Erich Hilgenfeldt 1897-1945

NS-Politiker, SS-Führer

  • 1897
    2. Juli: Georg Paul Erich Hilgenfeldt wird in Heinitz, Kreis Ottweiler im Saargebiet, als Sohn des Bergmeisters Max Hilgenfeldt und seiner Frau Maria (geb. Fritz) geboren. Er wächst mit vier Geschwistern auf.
    Er besucht die Oberrealschule in Saarbrücken und die pietistischen Franckeschen Stiftungen in Halle/Saale. Diese verlässt er nach der Obersekunda.
  • 1914
    16. August: Nach Tätigkeiten in der Landwirtschaft meldet sich Hilgenfeldt zu Beginn des Ersten Weltkriegs als Freiwilliger.
    Ab 12. November: Einsatz an der Ostfront.
  • 1915
    Oktober: Ernennung zum Leutnant der Reserve.
  • 1916/17
    Er ist Batterie- und Ordonnanzoffizier.
  • 1917
    Hilgenfeldt meldet sich bei der Fliegerabteilung und wird dort als Beobachter ausgebildet.
  • 1918
    April: Er wird als Fliegerbeobachter an der Westfront tätig.

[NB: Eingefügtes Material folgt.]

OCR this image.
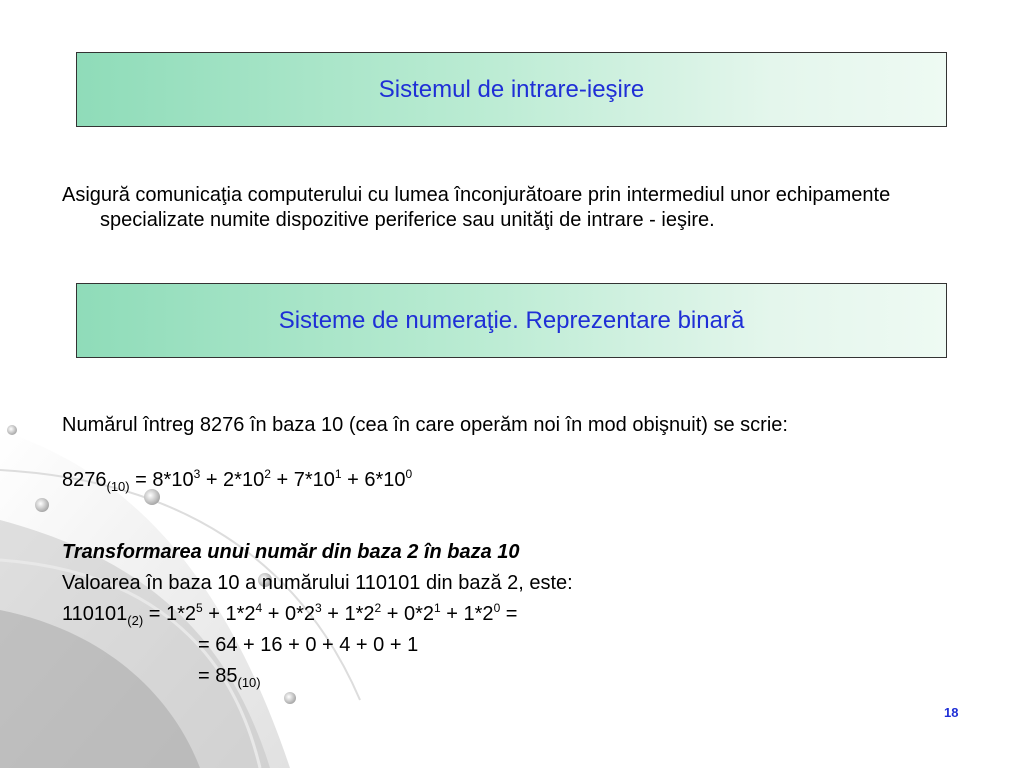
Sistemul de intrare-ieşire
Asigură comunicaţia computerului cu lumea înconjurătoare prin intermediul unor echipamente specializate numite dispozitive periferice sau unităţi de intrare - ieşire.
Sisteme de numeraţie. Reprezentare binară
Numărul întreg 8276 în baza 10 (cea în care operăm noi în mod obişnuit) se scrie:
$8276_{(10)} = 8*10^3 + 2*10^2 + 7*10^1 + 6*10^0$
Transformarea unui număr din baza 2 în baza 10
Valoarea în baza 10 a numărului 110101 din bază 2, este:
$110101_{(2)} = 1*2^5 + 1*2^4 + 0*2^3 + 1*2^2 + 0*2^1 + 1*2^0$ =
= 64 + 16 + 0 + 4 + 0 + 1
= $85_{(10)}$
18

    Bei Kriegsende ist er Träger des Eisernen Kreuzes I. und II. Klasse, des Frontkämpferehrenabzeichens und des Abzeichens für Beobachtungsoffiziere.
  • 1919
    Hilgenfeldt scheidet aus dem Heer aus und nimmt seine Tätigkeit in der Landwirtschaft wieder auf.
  • 1920
    Hilgenfeldt studiert ein Semester an der landwirtschaftlichen Hochschule in Halle/Saale.

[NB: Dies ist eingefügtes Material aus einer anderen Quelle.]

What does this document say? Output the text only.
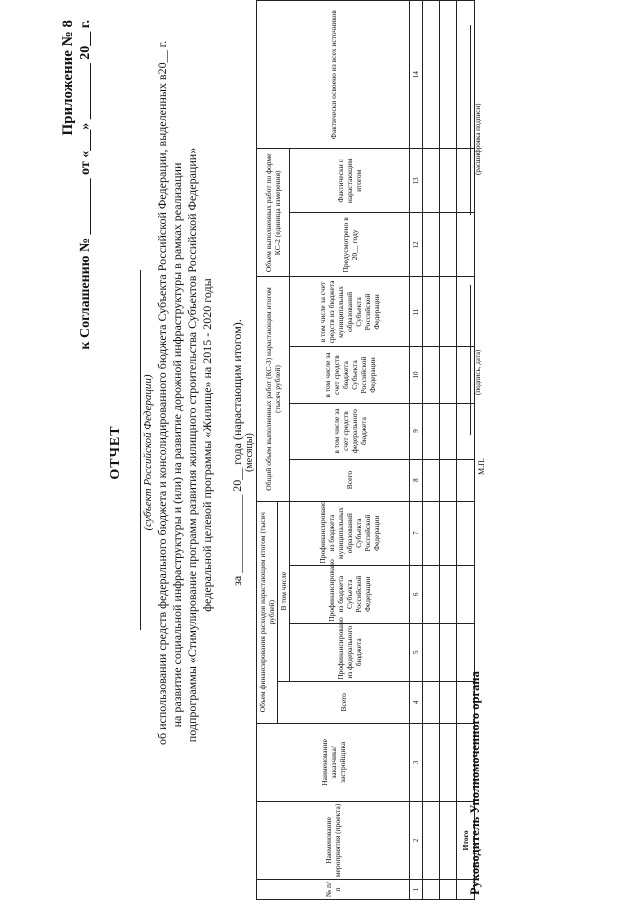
Приложение № 8 к Соглашению № ________ от «___» ________ 20__ г.
ОТЧЕТ (субъект Российской Федерации) об использовании средств федерального бюджета и консолидированного бюджета Субъекта Российской Федерации, выделенных в20__ г. на развитие социальной инфраструктуры и (или) на развитие дорожной инфраструктуры в рамках реализации подпрограммы «Стимулирование программ развития жилищного строительства Субъектов Российской Федерации» федеральной целевой программы «Жилище» на 2015 - 2020 годы за _____________ 20__ года (нарастающим итогом). (месяцы)
№ п/п	Наименование мероприятия (проекта)	Наименование заказчика/ застройщика	Объем финансирования расходов нарастающим итогом (тысяч рублей)				Общий объем выполненных работ (КС-3) нарастающим итогом (тысяч рублей)				Объем выполненных работ по форме КС-2 (единица измерения)		Фактически освоено из всех источников
			Всего	В том числе									
				Профинансировано из федерального бюджета	Профинансировано из бюджета Субъекта Российской Федерации	Профинансировано из бюджета муниципальных образований Субъекта Российской Федерации	Всего	в том числе за счет средств федерального бюджета	в том числе за счет средств бюджета Субъекта Российской Федерации	в том числе за счет средств из бюджета муниципальных образований Субъекта Российской Федерации	Предусмотрено в 20__ году	Фактически с нарастающим итогом	
1	2	3	4	5	6	7	8	9	10	11	12	13	14

	Итого												
Руководитель Уполномоченного органа
М.П.
(подпись, дата)
(расшифровка подписи)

    Nach dem Abbruch seines Studiums beginnt er eine kaufmännische Lehre in der Holz- und Ziegelindustrie und arbeitet fortan als Kaufmann.
  • 1922
    24. April: Heirat mit Marie-Charlotte Köhler. Aus der Ehe gehen zwei Söhne hervor.
  • 1923-1927
    Hilgenfeldt arbeitet als Leiter in Betrieben der Steine und Erden.
  • 1923-1928
    Mitglied des rechtskonservativen Nationalverbands Deutscher Offiziere.
  • 1925-1929
    Mitglied des Stahlhelm in der von ihm mitgegründeten Ortsgruppe Zehdenick.
  • 1928-1933
    Hilgenfeldt ist Angestellter des Statistischen Reichsamts in Berlin, Abteilung Allgemeine Wirtschafts- und Konjunkturstatistik. Durch diese Tätigkeit kommt er nach eigenen Angaben mit der Nationalsozialistischen Deutschen Arbeiterpartei (NSDAP) in Berührung und stellt einen Aufnahmeantrag.
  • 1929
    1. August: Er wird unter der Nummer 143.642 Mitglied der NSDAP.
  • 1929-1932
    Mitglied der Reserve der Sturmabteilung (SA).
  • 1930
    Straßenzellenleiter und stellvertretender Ortsgruppenleiter.
  • 1931
    Bezirkspropagandaleiter.
  • 1932
    24. April: Hilgenfeldt zieht nach der Landtagswahl in Preußen, bei der die NSDAP mit 36,3 Prozent der Stimmen stärkste Fraktion wird, in den Preußischen Landtag ein.
    Oktober: Kreisleiter.
  • 1933
    Frühjahr: Nach der Machtübernahme der NSDAP wird er Leiter der NS-Volkswohlfahrt (NSV) im NSDAP-Gau Groß-Berlin. Im NS-Regime beansprucht die NSV die Hoheit über den gesamten Wohlfahrtsbereich.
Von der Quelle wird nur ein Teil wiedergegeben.